Wednesday, October 11, 2006

Spotlight On Carolyn Meyer

Name: Carolyn Meyer
Birth: June 8, 1935 in Lewistown, Pennsylvania
Bio: Grew up loving to read and write. Since adulthood has published around 50 books.
Recent bibliography:
Loving Will Shakespeare (2006)
Marie, Dancing (2005)
Patience, Princess Catherine (2004)
Doomed Queen Anne (2002)
Beware, Princess Elizabeth (2001)
Mary, Bloody Mary (1999)
White Lilacs (1993)

I have already reviewed one of Meyer's books, Loving Will Shakespeare, but I will repost a bit of that review to refresh everyone's memory. It is one of the best books I've read this year.

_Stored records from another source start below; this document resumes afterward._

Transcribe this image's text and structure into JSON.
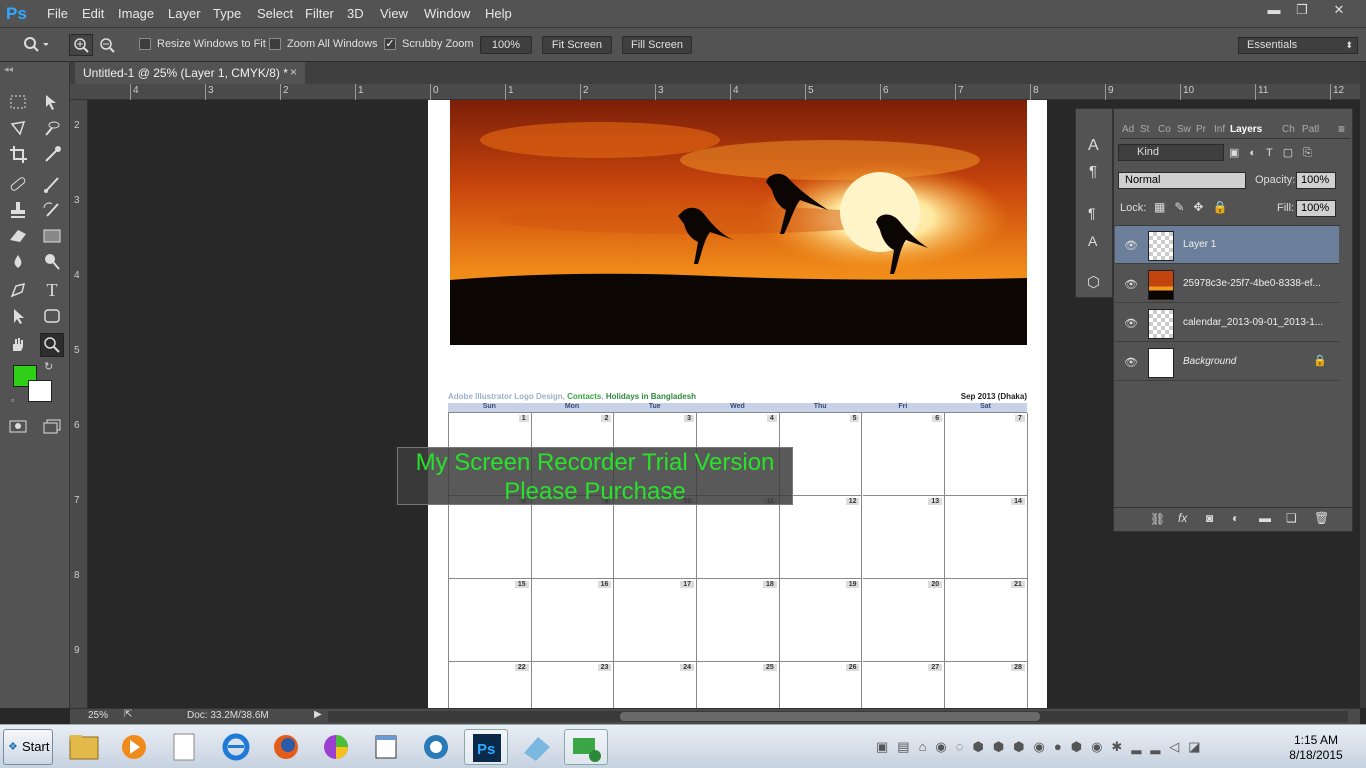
{
  "app": {
    "logo": "Ps"
  },
  "menu": [
    "File",
    "Edit",
    "Image",
    "Layer",
    "Type",
    "Select",
    "Filter",
    "3D",
    "View",
    "Window",
    "Help"
  ],
  "window_buttons": {
    "minimize": "▬",
    "restore": "❐",
    "close": "✕"
  },
  "options": {
    "resize_windows": "Resize Windows to Fit",
    "zoom_all": "Zoom All Windows",
    "scrubby": "Scrubby Zoom",
    "zoom_value": "100%",
    "fit_screen": "Fit Screen",
    "fill_screen": "Fill Screen",
    "workspace": "Essentials"
  },
  "document_tab": {
    "title": "Untitled-1 @ 25% (Layer 1, CMYK/8) *",
    "close": "×"
  },
  "rulers": {
    "h": [
      "4",
      "3",
      "2",
      "1",
      "0",
      "1",
      "2",
      "3",
      "4",
      "5",
      "6",
      "7",
      "8",
      "9",
      "10",
      "11",
      "12"
    ],
    "v": [
      "2",
      "3",
      "4",
      "5",
      "6",
      "7",
      "8",
      "9"
    ]
  },
  "calendar": {
    "header_left_1": "Adobe Illustrator Logo Design",
    "header_sep1": ", ",
    "header_left_2": "Contacts",
    "header_sep2": ", ",
    "header_left_3": "Holidays in Bangladesh",
    "header_right": "Sep 2013 (Dhaka)",
    "days": [
      "Sun",
      "Mon",
      "Tue",
      "Wed",
      "Thu",
      "Fri",
      "Sat"
    ],
    "numbers": [
      "1",
      "2",
      "3",
      "4",
      "5",
      "6",
      "7",
      "8",
      "9",
      "10",
      "11",
      "12",
      "13",
      "14",
      "15",
      "16",
      "17",
      "18",
      "19",
      "20",
      "21",
      "22",
      "23",
      "24",
      "25",
      "26",
      "27",
      "28"
    ]
  },
  "watermark": {
    "line1": "My Screen Recorder Trial Version",
    "line2": "Please Purchase"
  },
  "status": {
    "zoom": "25%",
    "doc": "Doc: 33.2M/38.6M"
  },
  "panel_tabs": [
    "Ad",
    "St",
    "Co",
    "Sw",
    "Pr",
    "Inf",
    "Layers",
    "Ch",
    "Patl"
  ],
  "layers_panel": {
    "filter": "Kind",
    "blend": "Normal",
    "opacity_label": "Opacity:",
    "opacity": "100%",
    "lock_label": "Lock:",
    "fill_label": "Fill:",
    "fill": "100%",
    "layers": [
      {
        "name": "Layer 1",
        "selected": true
      },
      {
        "name": "25978c3e-25f7-4be0-8338-ef...",
        "selected": false
      },
      {
        "name": "calendar_2013-09-01_2013-1...",
        "selected": false
      },
      {
        "name": "Background",
        "selected": false
      }
    ]
  },
  "taskbar": {
    "start": "Start",
    "time": "1:15 AM",
    "date": "8/18/2015"
  },
  "colors": {
    "foreground": "#2fcf17",
    "background": "#ffffff",
    "accent": "#31a8ff"
  }
}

Told from Anne Hathaway's perspective, LOVING WILL SHAKESPEARE, is her memoir of sorts. Using the framework of her just having received a letter from her husband in 1611, the rest of the book is her recollection of her life up until that point...a sharing of sorts with the reader of how the then-famous Shakespeare had become her husband. Starting with her early childhood she recounts what life was like growing up in a rural village. Meyer provides the reader with a detailed, believable setting. For example, there are certain historical facts that most readers are intellectually aware of to some extent about this time period...the various plagues that were capable of appearing at any time and destroying entire communities and the ongoing struggle both politically and socially of Catholics and Protestants. But Meyer brings these two issues to life in her book. Anne loses not only her mother to the plague, but twenty years later she loses her fiance to the disease as well. And while none of the major plot lines revolve around religion, many of the minor ones do. As far as romance is concerned, Meyer presents a story where two people who have grown up in the same community become friends over a period of time and their friendship deepens and ripens when Shakespeare is beginning to come of age. It is an intellectual, mutual attraction of minds AND bodies when the time comes. That the young man later falls more in love with the stage and writing breaks her heart, but she accepts what crumbs she's given at that point. And although LOVING WILL SHAKESPEARE is a more romantic portrayal or perspective of "what might have been" is well grounded in that her characters are well-developed. Each character has strengths and weaknesses.

I plan on posting two more reviews of Meyer's books this week: Mary, Bloody Mary and Beware, Princess Elizabeth.